The flow test at the Chester hydroelectric plant was completed successfully last week, although high levels of aquatic vegetation moving through the system made for interesting work conditions at Chester and stressed the trash rake beyond its limit. Additionally, an issue with transmission lines also caused the Island Park Dam hydroelectric facility to trip off early on the morning of the 22nd. This caused a reduction in flow for about two hours, but fortunately the effect was greatly attenuated by the time dip reached Chester. The dip also arrived at Chester during the night and thus no effect was felt in the testing process.

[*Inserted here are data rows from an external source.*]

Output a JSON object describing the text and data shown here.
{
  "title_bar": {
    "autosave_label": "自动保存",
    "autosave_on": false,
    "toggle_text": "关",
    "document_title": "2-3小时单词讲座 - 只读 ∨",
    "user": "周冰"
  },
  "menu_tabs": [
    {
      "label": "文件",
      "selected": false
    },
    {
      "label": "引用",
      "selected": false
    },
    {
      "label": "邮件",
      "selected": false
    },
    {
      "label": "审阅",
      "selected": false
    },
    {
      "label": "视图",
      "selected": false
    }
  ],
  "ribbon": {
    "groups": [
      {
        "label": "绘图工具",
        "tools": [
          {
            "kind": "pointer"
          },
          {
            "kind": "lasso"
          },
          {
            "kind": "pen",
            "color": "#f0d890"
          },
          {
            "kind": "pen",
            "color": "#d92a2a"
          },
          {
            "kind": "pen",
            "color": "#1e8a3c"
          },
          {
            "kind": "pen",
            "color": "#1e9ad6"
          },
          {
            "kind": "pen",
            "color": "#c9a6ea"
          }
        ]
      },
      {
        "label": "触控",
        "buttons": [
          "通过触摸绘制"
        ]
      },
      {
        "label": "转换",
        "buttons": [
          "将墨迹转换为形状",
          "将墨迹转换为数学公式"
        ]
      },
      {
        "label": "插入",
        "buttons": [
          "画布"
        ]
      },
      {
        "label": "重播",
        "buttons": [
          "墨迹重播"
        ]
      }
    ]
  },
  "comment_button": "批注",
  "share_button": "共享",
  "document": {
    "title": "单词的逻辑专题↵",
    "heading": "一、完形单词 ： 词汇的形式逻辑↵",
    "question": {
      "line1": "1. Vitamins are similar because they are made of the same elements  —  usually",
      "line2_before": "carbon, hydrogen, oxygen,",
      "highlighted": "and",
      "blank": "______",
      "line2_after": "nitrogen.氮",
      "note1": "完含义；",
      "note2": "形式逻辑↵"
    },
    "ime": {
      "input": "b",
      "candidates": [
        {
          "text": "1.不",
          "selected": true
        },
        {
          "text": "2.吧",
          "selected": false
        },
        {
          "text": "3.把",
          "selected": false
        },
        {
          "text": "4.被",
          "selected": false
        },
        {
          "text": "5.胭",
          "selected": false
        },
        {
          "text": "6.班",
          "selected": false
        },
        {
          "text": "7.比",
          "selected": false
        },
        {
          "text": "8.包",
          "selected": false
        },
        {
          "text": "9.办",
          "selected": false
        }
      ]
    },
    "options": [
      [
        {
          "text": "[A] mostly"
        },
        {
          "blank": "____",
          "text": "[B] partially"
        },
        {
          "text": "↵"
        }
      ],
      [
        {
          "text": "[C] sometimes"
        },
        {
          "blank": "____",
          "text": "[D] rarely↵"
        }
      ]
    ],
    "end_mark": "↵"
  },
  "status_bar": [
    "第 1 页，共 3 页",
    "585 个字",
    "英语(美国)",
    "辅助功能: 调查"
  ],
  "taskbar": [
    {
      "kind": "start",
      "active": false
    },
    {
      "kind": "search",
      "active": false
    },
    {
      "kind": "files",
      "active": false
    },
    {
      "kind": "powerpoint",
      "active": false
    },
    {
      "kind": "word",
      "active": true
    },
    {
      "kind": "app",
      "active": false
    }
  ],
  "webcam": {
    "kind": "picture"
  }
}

The flow test used 4408 acre-feet of storage waters from Island Park Reservoir and resulted in a maximum flow at IP of 2000 cfs. The originally proposed test in June would have used 9166 acre-feet and resulted in a maximum flow at IP of 2400 cfs. If you were closely watching the gage during the test you would have seen a reading of 2380 cfs, but USGS calibrated the gage during the test and found that the correct reading was indeed the 2000 cfs planned for by the involved stakeholders. Aquatic plant growth at the Island Park gage can have a drastic impact on the gage reading and large discrepancies between actual flow and the gage reading can develop in a matter of hours. Please continue to keep this in mind as you reference the USGS site. Estimated flow through the Chester hydroelectric plant during testing was between 2412 and 2743 cfs.
HFF was able to monitor the Chester turbine test flow event through our established series of water quality monitoring sondes and through partnerships with Idaho Fish and Game and the Idaho Department of Environmental Quality. Monitoring efforts took place on both the Henry's Fork and in Island Park Reservoir. Look for future blogs and reports detailing our findings from this summer.